Once considered exceptional rarities, extremophiles have become attractive objects for basic and applied research ranging from nanotechnology to biodiversity to the origins of life and even to the search for extraterrestrial life. Several novel aspects of extremophiles are covered in this book; the focus is firstly on unusual and less explored ecosystems such as marine hypersaline deeps, extreme cold, desert sands, and man-made clean rooms for spacecraft assembly. Secondly, the increasingly complex field of applications from extremophile research is treated and examples such as novel psychrophilic enzymes, compounds from halophiles, and detection strategies for potential extraterrestrial life forms are presented.

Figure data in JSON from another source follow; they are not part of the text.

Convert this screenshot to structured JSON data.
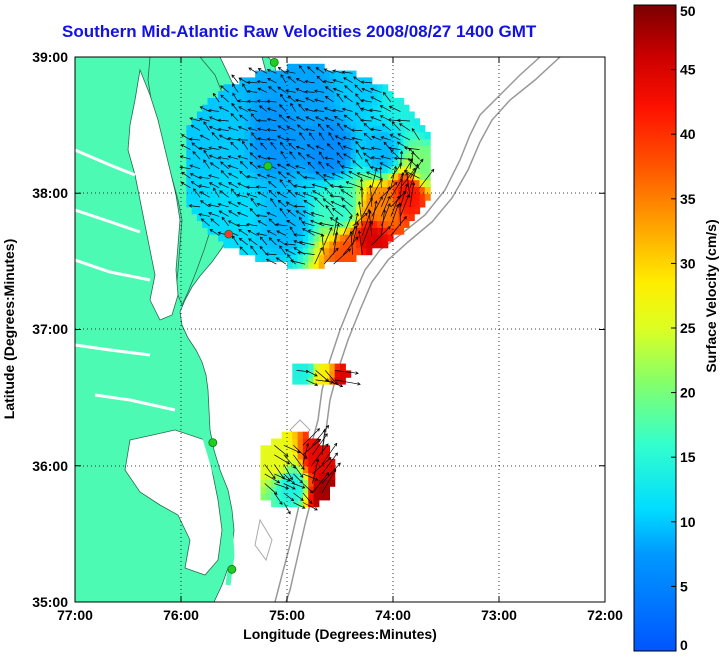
{
  "title": "Southern Mid-Atlantic Raw Velocities 2008/08/27 1400 GMT",
  "chart_data": {
    "type": "heatmap",
    "title": "Southern Mid-Atlantic Raw Velocities 2008/08/27 1400 GMT",
    "xlabel": "Longitude (Degrees:Minutes)",
    "ylabel": "Latitude (Degrees:Minutes)",
    "xlim": [
      -77,
      -72
    ],
    "ylim": [
      35,
      39
    ],
    "xticks": [
      -77,
      -76,
      -75,
      -74,
      -73,
      -72
    ],
    "xtick_labels": [
      "77:00",
      "76:00",
      "75:00",
      "74:00",
      "73:00",
      "72:00"
    ],
    "yticks": [
      39,
      38,
      37,
      36,
      35
    ],
    "ytick_labels": [
      "39:00",
      "38:00",
      "37:00",
      "36:00",
      "35:00"
    ],
    "grid": true,
    "colorbar": {
      "label": "Surface Velocity (cm/s)",
      "min": 0,
      "max": 50,
      "ticks": [
        0,
        5,
        10,
        15,
        20,
        25,
        30,
        35,
        40,
        45,
        50
      ],
      "tick_labels": [
        "0",
        "5",
        "10",
        "15",
        "20",
        "25",
        "30",
        "35",
        "40",
        "45",
        "50"
      ]
    },
    "regions": [
      {
        "lon_range": [
          -75.95,
          -73.7
        ],
        "lat_range": [
          37.45,
          38.95
        ],
        "cells": [
          {
            "lon": -74.8,
            "lat": 38.7,
            "v": 8
          },
          {
            "lon": -74.3,
            "lat": 38.8,
            "v": 10
          },
          {
            "lon": -73.9,
            "lat": 38.7,
            "v": 14
          },
          {
            "lon": -73.6,
            "lat": 38.55,
            "v": 12
          },
          {
            "lon": -75.6,
            "lat": 38.4,
            "v": 10
          },
          {
            "lon": -75.1,
            "lat": 38.4,
            "v": 7
          },
          {
            "lon": -74.6,
            "lat": 38.3,
            "v": 6
          },
          {
            "lon": -74.1,
            "lat": 38.3,
            "v": 9
          },
          {
            "lon": -73.7,
            "lat": 38.2,
            "v": 20
          },
          {
            "lon": -75.5,
            "lat": 37.9,
            "v": 11
          },
          {
            "lon": -75.0,
            "lat": 37.8,
            "v": 9
          },
          {
            "lon": -74.5,
            "lat": 37.9,
            "v": 16
          },
          {
            "lon": -74.1,
            "lat": 37.9,
            "v": 35
          },
          {
            "lon": -73.85,
            "lat": 38.0,
            "v": 42
          },
          {
            "lon": -74.2,
            "lat": 37.65,
            "v": 45
          },
          {
            "lon": -74.4,
            "lat": 37.55,
            "v": 38
          }
        ]
      },
      {
        "lon_range": [
          -74.95,
          -74.45
        ],
        "lat_range": [
          36.6,
          36.75
        ],
        "cells": [
          {
            "lon": -74.85,
            "lat": 36.7,
            "v": 14
          },
          {
            "lon": -74.65,
            "lat": 36.65,
            "v": 28
          },
          {
            "lon": -74.5,
            "lat": 36.62,
            "v": 45
          }
        ]
      },
      {
        "lon_range": [
          -75.25,
          -74.6
        ],
        "lat_range": [
          35.7,
          36.2
        ],
        "cells": [
          {
            "lon": -75.1,
            "lat": 36.05,
            "v": 26
          },
          {
            "lon": -74.95,
            "lat": 35.85,
            "v": 14
          },
          {
            "lon": -74.7,
            "lat": 36.05,
            "v": 44
          },
          {
            "lon": -74.65,
            "lat": 35.8,
            "v": 48
          }
        ]
      }
    ],
    "site_markers": [
      {
        "lon": -75.12,
        "lat": 38.96,
        "color": "#22cc22"
      },
      {
        "lon": -75.18,
        "lat": 38.2,
        "color": "#22cc22"
      },
      {
        "lon": -75.55,
        "lat": 37.7,
        "color": "#ff3333"
      },
      {
        "lon": -75.7,
        "lat": 36.17,
        "color": "#22cc22"
      },
      {
        "lon": -75.52,
        "lat": 35.24,
        "color": "#22cc22"
      }
    ]
  }
}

Helga Stan-Lotter has studied general and clinical microbiology as well as biochemistry at the Technical University of Munich; she received her PhD at the Max-Plack Institute in Martinsried, Germany and worked as Post Doctoral Assistant at the Universities of Vancouver and Calgary in Canada. During her post doctoral training Helga Stan-Lotter analysed effects of antibiotics on bacteria and studied bacterial membrane proteins. She received a Fellowship from the USA National Research Council to analyse the evolution of energy transfer at bacterial membranes, which led to a still lasting cooperation with the NASA at the SETI Institute, University of Santa Cruz. She was Lecturer and Project leader at the University of Vienna and was appointed Professor in Microbiology at the University of Salzburg in 1994.

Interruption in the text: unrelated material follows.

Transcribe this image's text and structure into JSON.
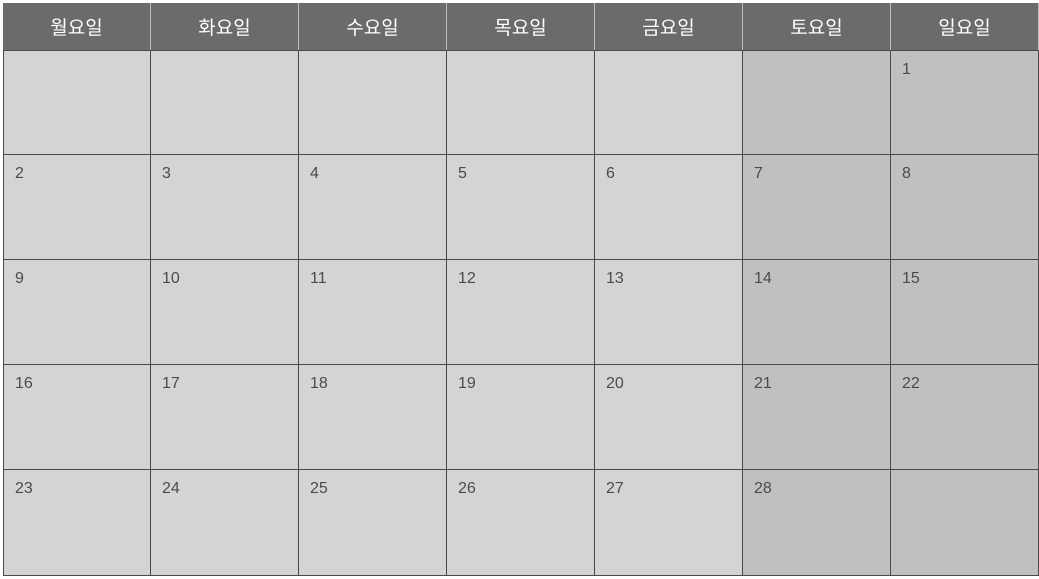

Sergiu Fendrihan was born in Campina, Romania in an intellectual family. He graduated at the Faculty of Biology from Bucharest University in 1979, and then workedin a factory of Pharmaceuticals and after this occupied different research positions in several research institutes in Romania, working part time as assistant professor of plant protection and plant pathology at a private university in Bucharest. He was guest scientist at the University of Salzburg Austria for many years and he is the founder of the first Bio Resource Centre in Romania, in order to establish the national collections of micro-organisms and cell lines. Sergiu Fendrihan is author of many books and articles in microbiology, plant protection and cultural heritage protection.